米国通商代表部(USTR)のキャサリン・タイ代表は6月15日、米国シンクタンクのオープンマーケット・インスティチュートが主催したイベントで講演外部サイトへ、新しいウィンドウで開きますし、バイデン政権の通商政策がサプライチェーンの強靭(きょうじん)化に優先的に対応していると説明した。5月に国際経済政策に関して講演したジェイク・サリバン大統領補佐官(国家安全保障担当)に続いて、自由貿易を重視する伝統的な通商政策からの方針転換を訴えた(2023年5月1日記事参照)。

タイ代表は、国家と経済の安全保障にとって、強靭なサプライチェーンが不可欠だと説いた。これは「危機や(供給の)途絶に対して、より容易かつ迅速に適応し、回復できる」生産体制の構築を意味すると述べ、多様な地域に供給網を広げる必要があると主張した。一方、従来の通商政策が進めてきた貿易の自由化は、企業が効率性の最大化とコストの最小化を追求する中で、労働や環境保護の基準が低い国へのサプライチェーンの集中を招いたと批判した。こうした「底辺への競争」の結果、中国が重要な物資や技術の支配的な供給国になったとの見方を示した。

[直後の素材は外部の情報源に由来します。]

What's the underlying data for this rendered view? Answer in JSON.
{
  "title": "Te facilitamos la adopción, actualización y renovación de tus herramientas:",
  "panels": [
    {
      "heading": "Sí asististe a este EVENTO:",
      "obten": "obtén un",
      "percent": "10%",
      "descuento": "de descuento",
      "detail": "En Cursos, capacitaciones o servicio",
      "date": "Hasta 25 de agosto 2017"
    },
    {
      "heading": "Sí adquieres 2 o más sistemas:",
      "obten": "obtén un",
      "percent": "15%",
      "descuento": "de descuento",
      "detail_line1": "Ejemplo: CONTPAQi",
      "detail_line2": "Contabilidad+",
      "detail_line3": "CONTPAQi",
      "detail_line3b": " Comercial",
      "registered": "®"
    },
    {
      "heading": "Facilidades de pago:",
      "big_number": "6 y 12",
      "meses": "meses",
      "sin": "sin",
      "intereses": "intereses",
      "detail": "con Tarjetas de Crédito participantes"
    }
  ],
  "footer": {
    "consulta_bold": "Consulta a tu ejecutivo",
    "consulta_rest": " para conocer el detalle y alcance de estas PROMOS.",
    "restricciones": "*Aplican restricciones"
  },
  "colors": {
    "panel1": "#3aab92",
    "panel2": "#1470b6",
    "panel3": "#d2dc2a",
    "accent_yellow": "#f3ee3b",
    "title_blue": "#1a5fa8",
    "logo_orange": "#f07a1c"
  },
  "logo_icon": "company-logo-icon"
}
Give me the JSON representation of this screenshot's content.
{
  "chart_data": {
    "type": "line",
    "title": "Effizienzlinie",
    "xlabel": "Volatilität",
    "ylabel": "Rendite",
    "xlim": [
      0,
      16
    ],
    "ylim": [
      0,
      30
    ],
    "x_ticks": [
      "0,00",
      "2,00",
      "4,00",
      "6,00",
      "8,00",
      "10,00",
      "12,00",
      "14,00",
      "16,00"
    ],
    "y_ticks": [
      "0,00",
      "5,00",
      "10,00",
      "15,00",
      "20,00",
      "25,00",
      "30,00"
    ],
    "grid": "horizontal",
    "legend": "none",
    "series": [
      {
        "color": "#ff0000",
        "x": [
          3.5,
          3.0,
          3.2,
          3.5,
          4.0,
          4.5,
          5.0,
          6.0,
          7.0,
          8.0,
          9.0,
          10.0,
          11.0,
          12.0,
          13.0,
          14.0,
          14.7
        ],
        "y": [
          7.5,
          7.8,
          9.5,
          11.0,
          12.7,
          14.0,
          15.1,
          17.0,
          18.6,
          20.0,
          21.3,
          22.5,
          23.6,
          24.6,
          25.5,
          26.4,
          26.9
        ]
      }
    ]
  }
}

タイ代表は、バイデン政権が関税削減・撤廃を含む自由貿易協定(FTA)の締結を回避しているのは、それが「われわれが今対処しようとしている問題そのものを助長する原因になっている」からだと言明した。伝統的なFTAは、協定で定めた労働や環境の義務に縛られない非締約国による「ただ乗り」を許し、不公正な競争を行う国を利することになると問題視した。

タイ代表は、新型コロナウイルスの感染拡大などが顕在化させたサプライチェーンの脆弱(ぜいじゃく)性を解決するために「貿易のための新しいモデル」が必要と唱えた。その例として、米国が主導するインド太平洋経済枠組み(IPEF)や経済繁栄のための米州パートナーシップ(APEP)を挙げ、これらの取り組みにより、供給網を少数国に過度に依存するリスクを軽減すると強調した(2023年5月29日記事参照)。また、サプライチェーンの強靭性の基盤は労働者だとして、労働基準を引き上げるルール作りを行うことで、企業が雇用を国外に流出させるインセンティブを低下させると力説した。

タイ代表は、サプライチェーンの強靭性を高めることは、他国の経済的威圧行為への対抗策にもなると指摘した。日米など6カ国が6月9日に出した共同宣言で、グローバルな市場支配力を構築するために、非市場的経済政策を用いることに反対する立場を明確にしたと言及した(2023年6月13日記事参照)。